There was always something Patsy was re-creating, re-building. She said it helped to start again. "When something doesnt feel right Seawell," She would say in her dry lilting voice, "you gots to bring some change in."

And Patsy was the biggest advocator of change.  She was always snappy and complained about everything Joy did, but her eyes were watchful. Those eyes were warm, and saw something in Joy that Joy could never see in herself.

"You've got a love of the sparkly things dont you, seawell?"—the first words Patsy ever said to her.

Joy had been pressed up against the store front, so much smaller than she was now. That rainy day, she had been curious about the new comer in the old town. She had listened in on her mother whispering with her friends in the kitchen: "I heard she's a strange old woman, might be a witch."

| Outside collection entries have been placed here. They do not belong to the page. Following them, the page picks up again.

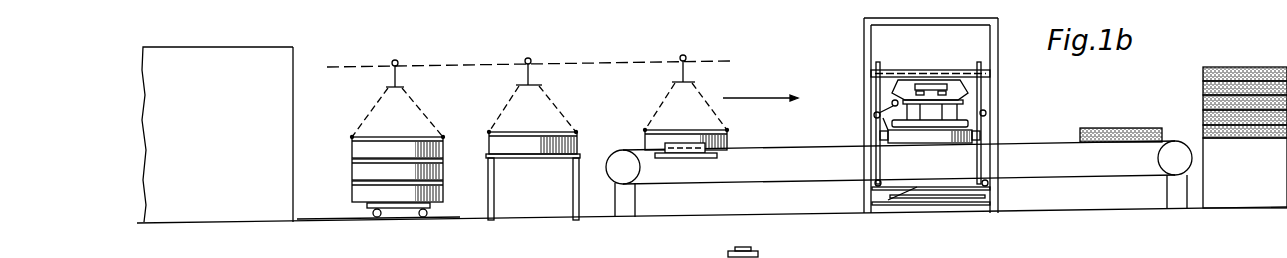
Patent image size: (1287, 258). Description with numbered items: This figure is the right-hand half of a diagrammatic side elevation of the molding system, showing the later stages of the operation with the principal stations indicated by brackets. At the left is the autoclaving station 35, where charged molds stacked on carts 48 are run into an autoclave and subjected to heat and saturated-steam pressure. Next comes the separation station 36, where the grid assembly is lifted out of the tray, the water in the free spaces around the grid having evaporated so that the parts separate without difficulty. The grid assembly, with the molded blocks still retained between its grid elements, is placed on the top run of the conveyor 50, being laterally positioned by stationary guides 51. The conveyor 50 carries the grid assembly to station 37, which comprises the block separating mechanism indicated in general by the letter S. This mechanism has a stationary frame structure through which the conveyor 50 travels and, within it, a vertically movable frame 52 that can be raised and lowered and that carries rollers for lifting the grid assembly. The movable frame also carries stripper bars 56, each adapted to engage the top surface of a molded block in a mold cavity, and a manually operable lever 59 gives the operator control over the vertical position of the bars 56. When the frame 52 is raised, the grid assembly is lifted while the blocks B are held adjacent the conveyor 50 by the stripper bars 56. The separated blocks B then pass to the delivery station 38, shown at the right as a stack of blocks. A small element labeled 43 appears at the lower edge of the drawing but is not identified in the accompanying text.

The autoclaving station 35 is at (300, 233).
The cart 48 is at (400, 206).
The separation station for mold grid assembly 36 is at (590, 226).
The stationary guides 51 is at (693, 155).
The conveyor 50 is at (787, 183).
The block separating mechanism S is at (861, 99).
The manually operable lever 59 is at (914, 84).
The vertically movable frame 52 is at (982, 95).
The stripper bars 56 is at (970, 125).
The block separation station 37 is at (935, 133).
The adjacent apparatus (partially shown) 43 is at (780, 251).
The blocks B is at (1118, 127).
The delivery station 38 is at (1286, 213).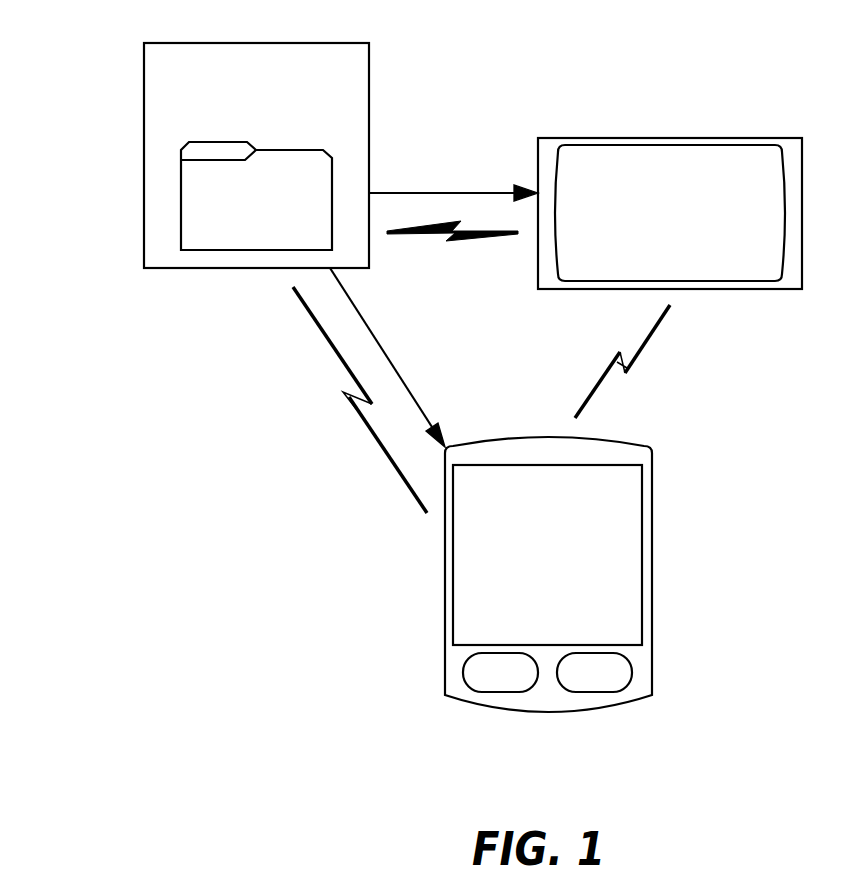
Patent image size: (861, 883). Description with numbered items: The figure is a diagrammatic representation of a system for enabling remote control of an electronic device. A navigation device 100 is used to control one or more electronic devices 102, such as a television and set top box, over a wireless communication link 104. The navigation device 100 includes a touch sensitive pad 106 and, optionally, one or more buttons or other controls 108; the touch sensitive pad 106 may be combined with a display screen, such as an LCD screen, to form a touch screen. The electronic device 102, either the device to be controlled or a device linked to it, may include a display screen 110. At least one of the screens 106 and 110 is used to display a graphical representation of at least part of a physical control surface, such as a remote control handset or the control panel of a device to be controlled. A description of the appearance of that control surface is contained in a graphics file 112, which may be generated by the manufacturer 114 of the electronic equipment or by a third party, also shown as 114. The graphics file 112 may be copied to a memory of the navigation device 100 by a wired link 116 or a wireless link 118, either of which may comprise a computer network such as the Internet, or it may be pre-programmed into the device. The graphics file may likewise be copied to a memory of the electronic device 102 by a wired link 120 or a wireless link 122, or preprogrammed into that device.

And Joy had always been curious back then, of things far beyond her, so she had went. Her slippers slip-slopping on the wet ground, yellow umbrella cluthced tightly in her hand. 

Joy would see the witch's lair for hersel.

And as Joy had pressed her nose to the shop's window, taking in the dripping diamond-iced scarves, the ruby blue rings, the explosive wirey earrings. She had begged Patsy to make her a witch too.

Granted Patsy had deemed her mad, but the look that she gaveJoy was the closest anyone would ever come to make Patsy smile. Everything that happened next felt like fate.

She became Patsy's shop girl, or as she whined to her school friends, Patsy's slave. But between the rough comments and grunts of dissapointment, Patsy let her dream.

She taught Joy the name of every jewel under the sun. She showedJoy how certain beaded-bangles clashed terribly with cotton. How pearl necklaces could rhyme like honey and bread with any dress.

 Whatever Joy was known for in the old town: George's girl, that strange seawell child. There was nothing compared to the peace of being Joy-the-shop-girl.

Now Joy opened her eyes, and saw her hands shook. She willed herself not to cry, but a sob had begun scraping through her chest. With nothing but a short, clipped message on the back of a pizza menu, Patsy had vanished form the old town.

Patsy was off somewhere, Joy could only imagine, living in adventure and change. And now George was gone...

As Joy glanced around the shop, with its one flickering light, and its broken mannequins, understanding sunk into her heart.  

She had no one.

Joy curled on her side, pressing her face into the musty carpet. Like a storm exploding from the night sky, she let lose her sobs.